On ARC-AGI, o3 at high compute hit 87.5% versus roughly 5% for GPT-4o, at 172x the per-puzzle compute. Above the 85% human baseline. Cost: $17-20 and 33 million tokens per puzzle at low compute. Billions at high.

DeepSeek-R1 showed it works without supervised fine-tuning at all. Pure RL on verifiable rewards, applied to a base model, elicits long reasoning chains and unprompted self-reflection. Open weights, replicated across the open ecosystem within weeks.

Now turn the question around. What was each harness component compensating for?

CoT prompts assume the model won’t reason without being told.

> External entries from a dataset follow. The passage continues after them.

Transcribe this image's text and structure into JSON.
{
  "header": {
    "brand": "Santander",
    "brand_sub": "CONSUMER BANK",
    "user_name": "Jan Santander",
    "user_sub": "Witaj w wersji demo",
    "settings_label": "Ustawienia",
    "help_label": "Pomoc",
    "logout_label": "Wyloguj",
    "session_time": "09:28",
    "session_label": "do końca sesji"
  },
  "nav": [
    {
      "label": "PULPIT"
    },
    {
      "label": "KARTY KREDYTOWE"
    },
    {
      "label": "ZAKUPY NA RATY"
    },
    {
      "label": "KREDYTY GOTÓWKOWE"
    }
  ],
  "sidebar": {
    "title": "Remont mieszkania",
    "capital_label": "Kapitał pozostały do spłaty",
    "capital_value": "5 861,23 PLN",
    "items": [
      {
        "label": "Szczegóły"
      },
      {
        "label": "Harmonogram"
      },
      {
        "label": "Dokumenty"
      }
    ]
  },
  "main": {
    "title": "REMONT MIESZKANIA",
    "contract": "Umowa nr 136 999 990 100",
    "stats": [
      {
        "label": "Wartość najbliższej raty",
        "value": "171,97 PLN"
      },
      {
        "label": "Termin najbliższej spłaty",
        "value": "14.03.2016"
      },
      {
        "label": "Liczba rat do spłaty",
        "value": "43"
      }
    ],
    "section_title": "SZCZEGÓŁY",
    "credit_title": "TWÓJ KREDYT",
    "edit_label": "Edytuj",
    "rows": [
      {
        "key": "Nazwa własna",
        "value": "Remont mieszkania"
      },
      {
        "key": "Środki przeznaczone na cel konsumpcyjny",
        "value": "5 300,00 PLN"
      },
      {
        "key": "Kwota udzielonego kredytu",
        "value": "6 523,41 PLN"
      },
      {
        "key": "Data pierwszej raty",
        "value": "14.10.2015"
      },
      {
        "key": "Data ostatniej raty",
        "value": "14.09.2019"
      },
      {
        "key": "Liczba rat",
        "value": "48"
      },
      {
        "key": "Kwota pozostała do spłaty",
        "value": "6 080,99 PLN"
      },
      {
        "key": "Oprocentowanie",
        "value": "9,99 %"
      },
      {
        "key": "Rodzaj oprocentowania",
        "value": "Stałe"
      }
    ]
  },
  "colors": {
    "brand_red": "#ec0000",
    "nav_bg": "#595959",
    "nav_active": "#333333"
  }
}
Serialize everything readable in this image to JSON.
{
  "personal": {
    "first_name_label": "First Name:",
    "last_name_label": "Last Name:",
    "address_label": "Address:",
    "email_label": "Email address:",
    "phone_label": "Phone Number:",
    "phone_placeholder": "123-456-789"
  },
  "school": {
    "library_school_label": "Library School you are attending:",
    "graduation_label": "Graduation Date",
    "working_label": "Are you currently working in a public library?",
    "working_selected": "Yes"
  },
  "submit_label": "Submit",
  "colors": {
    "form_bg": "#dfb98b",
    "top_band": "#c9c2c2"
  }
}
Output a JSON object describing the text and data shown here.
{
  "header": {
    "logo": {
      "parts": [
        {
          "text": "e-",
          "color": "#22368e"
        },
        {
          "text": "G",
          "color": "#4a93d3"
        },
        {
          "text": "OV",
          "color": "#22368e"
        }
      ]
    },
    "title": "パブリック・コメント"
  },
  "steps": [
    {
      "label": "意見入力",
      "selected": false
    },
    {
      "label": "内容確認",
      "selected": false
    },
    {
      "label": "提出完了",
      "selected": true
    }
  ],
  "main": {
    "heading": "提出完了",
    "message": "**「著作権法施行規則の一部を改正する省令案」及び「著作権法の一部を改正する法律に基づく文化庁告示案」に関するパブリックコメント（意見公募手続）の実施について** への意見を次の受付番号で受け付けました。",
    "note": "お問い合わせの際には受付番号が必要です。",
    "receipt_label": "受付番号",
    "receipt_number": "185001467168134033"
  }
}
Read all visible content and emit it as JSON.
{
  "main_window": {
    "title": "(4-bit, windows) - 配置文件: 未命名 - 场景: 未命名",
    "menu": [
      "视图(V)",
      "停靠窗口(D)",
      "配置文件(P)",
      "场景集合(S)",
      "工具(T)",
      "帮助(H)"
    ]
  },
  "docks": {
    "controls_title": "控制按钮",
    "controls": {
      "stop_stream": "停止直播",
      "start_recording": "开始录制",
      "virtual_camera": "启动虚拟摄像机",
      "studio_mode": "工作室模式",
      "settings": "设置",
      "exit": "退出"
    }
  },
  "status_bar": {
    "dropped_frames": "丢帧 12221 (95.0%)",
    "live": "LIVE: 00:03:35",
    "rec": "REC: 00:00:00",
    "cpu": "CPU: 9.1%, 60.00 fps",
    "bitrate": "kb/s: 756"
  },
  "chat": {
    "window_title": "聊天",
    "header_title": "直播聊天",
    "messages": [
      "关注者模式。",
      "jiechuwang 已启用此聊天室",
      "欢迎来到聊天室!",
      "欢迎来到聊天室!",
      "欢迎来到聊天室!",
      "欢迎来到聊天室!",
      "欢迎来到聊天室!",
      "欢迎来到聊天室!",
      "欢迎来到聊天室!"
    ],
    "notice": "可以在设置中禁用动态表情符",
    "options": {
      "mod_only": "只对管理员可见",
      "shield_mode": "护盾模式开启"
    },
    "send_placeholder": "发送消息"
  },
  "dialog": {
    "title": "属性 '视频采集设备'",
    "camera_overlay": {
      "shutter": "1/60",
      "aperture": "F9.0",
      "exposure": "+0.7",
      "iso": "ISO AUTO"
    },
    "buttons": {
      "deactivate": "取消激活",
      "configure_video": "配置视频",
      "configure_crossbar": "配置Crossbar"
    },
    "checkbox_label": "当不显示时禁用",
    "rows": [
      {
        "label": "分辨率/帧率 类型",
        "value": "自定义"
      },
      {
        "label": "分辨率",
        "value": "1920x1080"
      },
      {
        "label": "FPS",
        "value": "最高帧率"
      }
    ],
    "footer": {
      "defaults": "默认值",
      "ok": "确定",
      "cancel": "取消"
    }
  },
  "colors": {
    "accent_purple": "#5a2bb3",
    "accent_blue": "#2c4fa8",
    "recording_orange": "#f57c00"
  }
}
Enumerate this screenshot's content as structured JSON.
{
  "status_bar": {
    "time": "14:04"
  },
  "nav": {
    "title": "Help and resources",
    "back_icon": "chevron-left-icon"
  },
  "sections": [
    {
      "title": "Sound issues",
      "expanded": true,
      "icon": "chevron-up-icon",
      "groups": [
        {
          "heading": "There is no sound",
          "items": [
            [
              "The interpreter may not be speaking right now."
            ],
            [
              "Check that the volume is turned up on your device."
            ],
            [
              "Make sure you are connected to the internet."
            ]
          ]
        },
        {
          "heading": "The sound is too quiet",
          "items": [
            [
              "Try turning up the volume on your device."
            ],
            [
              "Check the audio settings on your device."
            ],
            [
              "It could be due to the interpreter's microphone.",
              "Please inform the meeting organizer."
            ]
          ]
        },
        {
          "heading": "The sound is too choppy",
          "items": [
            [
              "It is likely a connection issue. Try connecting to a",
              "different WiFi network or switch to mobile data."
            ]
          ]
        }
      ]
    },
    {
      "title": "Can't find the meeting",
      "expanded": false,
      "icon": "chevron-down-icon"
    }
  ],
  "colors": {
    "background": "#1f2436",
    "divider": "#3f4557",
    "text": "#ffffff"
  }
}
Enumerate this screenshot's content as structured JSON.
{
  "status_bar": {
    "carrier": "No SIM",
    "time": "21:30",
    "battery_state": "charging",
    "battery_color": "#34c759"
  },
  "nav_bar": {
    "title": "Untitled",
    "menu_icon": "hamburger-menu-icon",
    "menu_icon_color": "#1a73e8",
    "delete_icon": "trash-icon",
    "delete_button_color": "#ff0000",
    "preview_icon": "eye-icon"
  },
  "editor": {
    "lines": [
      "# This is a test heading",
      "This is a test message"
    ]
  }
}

The o-series produces CoT by default, often longer than your prompted version. Delete the prompt.

ReAct’s explicit thought-action interleave assumes the model won’t decompose without scaffolding. A capable reasoning model decomposes inside its own CoT. The interleave is often redundant now.

Self-Refine assumes the model won’t critique unless prompted. R1-style models do verbal reflection unprompted. Delete the critique step.

Reflexion buffers assume the model won’t remember last trial’s lesson. Persistent memory tools are starting to do this through the action surface instead of through prompt engineering.

Search assumes the model can’t explore alternatives internally. It can, now, when trained to.

Picking, in practice

Two defaults will carry you further than any taxonomy.

Reach for ReAct when the tool surface is small, the trajectory is short, and each observation genuinely shapes the next move. Wrap it in constrained decoding so the model can’t emit malformed actions. This is most production tool-use you’ll ever write.

Reach for CodeAct the moment tools start composing or the surface gets large enough that loading every schema hurts context. Pay the sandboxing tax up front, before you have agents touching production data. You will not retrofit your way out of it.

Stack signals where you can. Anywhere you can write a unit test, add a Reflexion-style outer loop with the test as evaluator. Anywhere the task is subjective (tone, style, readability), Self-Refine is genuinely useful. Anywhere the task has ground truth, give the critic a different scaffold or a different model.

Stop reaching for plan-first machinery on exploratory tasks. ReWOO is for known-shape multi-hop. LLMCompiler is for parallel, partially-independent calls. Anywhere else, plan-first amplifies whatever errors live in your pipeline.

Don’t add prompting machinery to a reasoning-bottlenecked task. Upgrade the model. The training-time paradigm has eaten most of the inference-time tricks, and new tricks live shorter and shorter half-lives.

What stays

If you take one thing from this lineage, take this. Build for today’s primitive. Stay willing to delete.

CodeAct with a current reasoning model collapses CoT prompting, explicit planning, and single-model self-critique into one loop because the model handles each internally. What survives in the harness is what the model can’t do for itself: sandboxes, file systems, persistent skills, evaluators with real signals. What dies is what the model now does on its own: prompted “think step by step,” explicit plans, symmetric self-critique.

That’s the whole game. Pick the smallest primitive that expresses your task. Watch your model release notes. Delete components as the assumptions they encoded stop being true.

The harness shrinks. That is the only architectural decision that compounds.